A good many Atlanta galleries remain just short of flummoxed by the challenge of adapting their spaces to Covid-19 safety requirements and the problem of audience perception — too many potential patrons are still reluctant to attend exhibitions in person, no matter what precautions are taken. Virtual exhibitions as substitutes or supplements continue to flourish, but so far each attempt has its deficiencies and virtues.
One beauty of virtual exhibitions it that they can remain accessible long after the physical show has left the venue. Atlanta Photography Gallery’s Portfolio 2020 is still online more than a month after its gallery closing. The navigable on-screen environment begins with a vertiginous view of the atrium outside the gallery. A quick click of a mouse or trackpad brings you inside. There, individual photographs can be viewed almost full screen, and the artists’ statements can be brought to the forefront.

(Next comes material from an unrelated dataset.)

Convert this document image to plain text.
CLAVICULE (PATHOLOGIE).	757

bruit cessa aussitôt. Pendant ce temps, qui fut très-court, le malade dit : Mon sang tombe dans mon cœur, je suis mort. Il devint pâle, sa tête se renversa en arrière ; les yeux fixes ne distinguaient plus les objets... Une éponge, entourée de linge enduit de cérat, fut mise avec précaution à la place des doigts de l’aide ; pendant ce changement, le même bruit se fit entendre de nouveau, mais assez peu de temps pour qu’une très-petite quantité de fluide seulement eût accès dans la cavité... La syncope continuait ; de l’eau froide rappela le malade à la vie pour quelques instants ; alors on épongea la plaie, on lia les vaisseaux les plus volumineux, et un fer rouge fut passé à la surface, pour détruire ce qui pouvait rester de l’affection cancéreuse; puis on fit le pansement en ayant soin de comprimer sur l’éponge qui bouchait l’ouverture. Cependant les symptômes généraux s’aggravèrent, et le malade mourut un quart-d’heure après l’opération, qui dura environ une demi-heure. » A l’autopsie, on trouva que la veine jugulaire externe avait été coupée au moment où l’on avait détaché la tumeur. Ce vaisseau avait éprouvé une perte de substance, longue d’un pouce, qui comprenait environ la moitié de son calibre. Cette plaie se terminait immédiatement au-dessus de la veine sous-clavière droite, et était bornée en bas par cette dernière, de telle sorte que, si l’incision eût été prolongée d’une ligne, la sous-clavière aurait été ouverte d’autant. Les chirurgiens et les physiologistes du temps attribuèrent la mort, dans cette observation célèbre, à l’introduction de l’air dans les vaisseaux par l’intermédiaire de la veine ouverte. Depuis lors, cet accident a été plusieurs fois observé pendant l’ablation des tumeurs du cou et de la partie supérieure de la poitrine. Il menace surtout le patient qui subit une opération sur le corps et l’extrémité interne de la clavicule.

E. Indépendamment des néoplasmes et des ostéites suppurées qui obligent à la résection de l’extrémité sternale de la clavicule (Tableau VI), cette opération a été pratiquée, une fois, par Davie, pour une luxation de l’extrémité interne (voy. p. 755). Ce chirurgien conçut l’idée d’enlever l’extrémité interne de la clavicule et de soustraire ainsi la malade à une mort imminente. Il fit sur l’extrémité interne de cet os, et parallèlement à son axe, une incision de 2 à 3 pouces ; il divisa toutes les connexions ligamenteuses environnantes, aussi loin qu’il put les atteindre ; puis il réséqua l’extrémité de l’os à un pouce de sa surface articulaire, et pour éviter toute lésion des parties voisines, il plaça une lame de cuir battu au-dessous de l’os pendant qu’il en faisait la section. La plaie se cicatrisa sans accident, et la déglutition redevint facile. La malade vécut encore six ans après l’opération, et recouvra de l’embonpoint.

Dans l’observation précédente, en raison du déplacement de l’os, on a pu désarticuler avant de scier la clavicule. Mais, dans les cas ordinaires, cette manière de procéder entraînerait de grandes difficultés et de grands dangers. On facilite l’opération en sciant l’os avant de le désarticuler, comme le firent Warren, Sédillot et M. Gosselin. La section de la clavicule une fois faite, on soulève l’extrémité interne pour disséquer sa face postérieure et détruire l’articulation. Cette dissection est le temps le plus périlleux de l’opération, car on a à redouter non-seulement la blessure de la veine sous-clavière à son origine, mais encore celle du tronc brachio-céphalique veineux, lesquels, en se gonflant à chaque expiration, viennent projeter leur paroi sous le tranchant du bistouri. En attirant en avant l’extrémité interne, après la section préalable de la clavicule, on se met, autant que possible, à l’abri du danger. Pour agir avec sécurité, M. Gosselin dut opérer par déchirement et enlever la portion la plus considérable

This allows for relatively detailed viewing of such ambitious visual ventures as Karen Bullock’s arresting images of religious paraphernalia in ecclesiastical settings, from Palm Sunday crosses to Jesus-in-Gethsemane fans.
Although it takes prior knowledge to know exactly what you’re seeing, the photographs’ saturated color really does communicate, as Bullock says, “an ethereal sense of presence alongside themes of longing and loss.” Bullock’s work complements and contrasts with one of its closest neighbors in the gallery, the black-and-white photos of Eric Kunsman, in a series that promises to deliver Felicific Calculus: Technology as a Social Marker of Race, Class & Economics in Rochester, NY.

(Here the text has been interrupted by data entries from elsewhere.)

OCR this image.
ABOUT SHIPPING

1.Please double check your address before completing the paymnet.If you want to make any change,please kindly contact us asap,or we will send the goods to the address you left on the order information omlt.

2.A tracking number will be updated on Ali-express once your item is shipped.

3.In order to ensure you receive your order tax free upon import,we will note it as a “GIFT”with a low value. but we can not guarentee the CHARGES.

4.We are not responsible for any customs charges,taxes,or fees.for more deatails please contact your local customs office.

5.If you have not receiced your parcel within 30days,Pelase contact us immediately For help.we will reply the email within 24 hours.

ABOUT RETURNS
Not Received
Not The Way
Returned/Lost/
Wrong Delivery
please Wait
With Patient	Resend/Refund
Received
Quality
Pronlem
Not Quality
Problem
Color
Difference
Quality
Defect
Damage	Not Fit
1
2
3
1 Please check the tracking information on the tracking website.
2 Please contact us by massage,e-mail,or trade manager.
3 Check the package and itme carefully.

Amazingly, it does, once we’ve been able to absorb the implications of whether a neighborhood has pay phones left in place by a phone company that “decided to maintain pay phones in poorer neighborhoods for the good of the community.” Although subtle details are harder to discern in these on-screen versions of complex images, this is another example in which the virtual show may not equal the original but is a good enough substitute. The primary difficulty for discerning viewers: This version doesn’t include labels for individual works.
Kai Lin Art offers a differently focused tour of its rolling exhibition Forward, which has no theme and will replace sold and removed works with new ones. Navigation tools let viewers zoom in on individual pieces, but the only way to identify the artist is to go to the gallery’s online shop and match the image with a JPEG that can be clicked on to bring up name, title and price. Kai Lin can be visited in person by appointment, so this seems an adequate compromise for a show in which sales are the main focus. Truly committed online visitors can pursue further details about the artists, with some degree of difficulty. The online view of the gallery gives viewer some idea of scale but one or two are impossible to see entirely except at a distorting angle.

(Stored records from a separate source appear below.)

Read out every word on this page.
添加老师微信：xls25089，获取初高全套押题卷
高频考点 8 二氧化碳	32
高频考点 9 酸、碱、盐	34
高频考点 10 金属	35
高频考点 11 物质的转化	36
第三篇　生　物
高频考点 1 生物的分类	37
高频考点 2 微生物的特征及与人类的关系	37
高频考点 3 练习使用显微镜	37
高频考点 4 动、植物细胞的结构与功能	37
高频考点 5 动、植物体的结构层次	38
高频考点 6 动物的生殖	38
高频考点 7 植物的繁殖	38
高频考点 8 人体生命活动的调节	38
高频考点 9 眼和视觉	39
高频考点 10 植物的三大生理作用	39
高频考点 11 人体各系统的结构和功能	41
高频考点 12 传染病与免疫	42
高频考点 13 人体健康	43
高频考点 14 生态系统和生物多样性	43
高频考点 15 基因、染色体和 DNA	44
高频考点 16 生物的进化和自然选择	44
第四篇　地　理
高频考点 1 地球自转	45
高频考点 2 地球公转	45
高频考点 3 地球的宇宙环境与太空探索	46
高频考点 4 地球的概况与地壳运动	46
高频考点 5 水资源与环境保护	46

Marcia Wood Gallery deploys a much simpler online technique with David Humphrey: Gravity’s Deposit, online through October 3. These mixed-media monoprints can be seen at the gallery, but they exist as an exhibition only in a virtual format that includes a minimalist nod to scale by providing an option in which each work can be viewed on an otherwise empty wall, with a chair nearby to indicate size.
The Humphrey exhibit’s home page includes a very brief video. It shows how the artist added painted elements to images he sent to Island Press as digital files to be printed on the same day. Then they were transmuted. Humphrey by added direct gesture to digitally mediated versions of enlarged snapshots he’d transformed in his studio. When combined with the available JPEGS, this gives some approximate idea of the visual experience of this remarkable artwork but is still only approximate, although satisfying.
That brings us to the most difficult online translation, the Decatur Arts Alliance’s The Book as Art v. 8: Infinity. Artists books are meant to be opened by hand, usually in unconventional ways; the need to protect them from enthusiastic viewers typically requires showing them unopened and out of reach. This problem has been overcome by combining a 30-minute video survey of the works with shorter videos by several artists. In the shorter videos, the more complex books are presented in the successive iterations that a viewer’s thorough exploration would involve. Barring a form of digital presentation that would go beyond the Alliance’s budget, this is the best solution yet of the persistent difficulty of giving viewers a more complete experience of the extraordinary objects gathered annually from book artists worldwide.
The only thing that can’t be communicated on-screen is the delight of the books’ remarkable textures. It’s unfortunate that this exhibition — although set up in an exhibition space for video documentation — can’t be seen in person because of Covid-19 safety necessities and staffing and financing limits.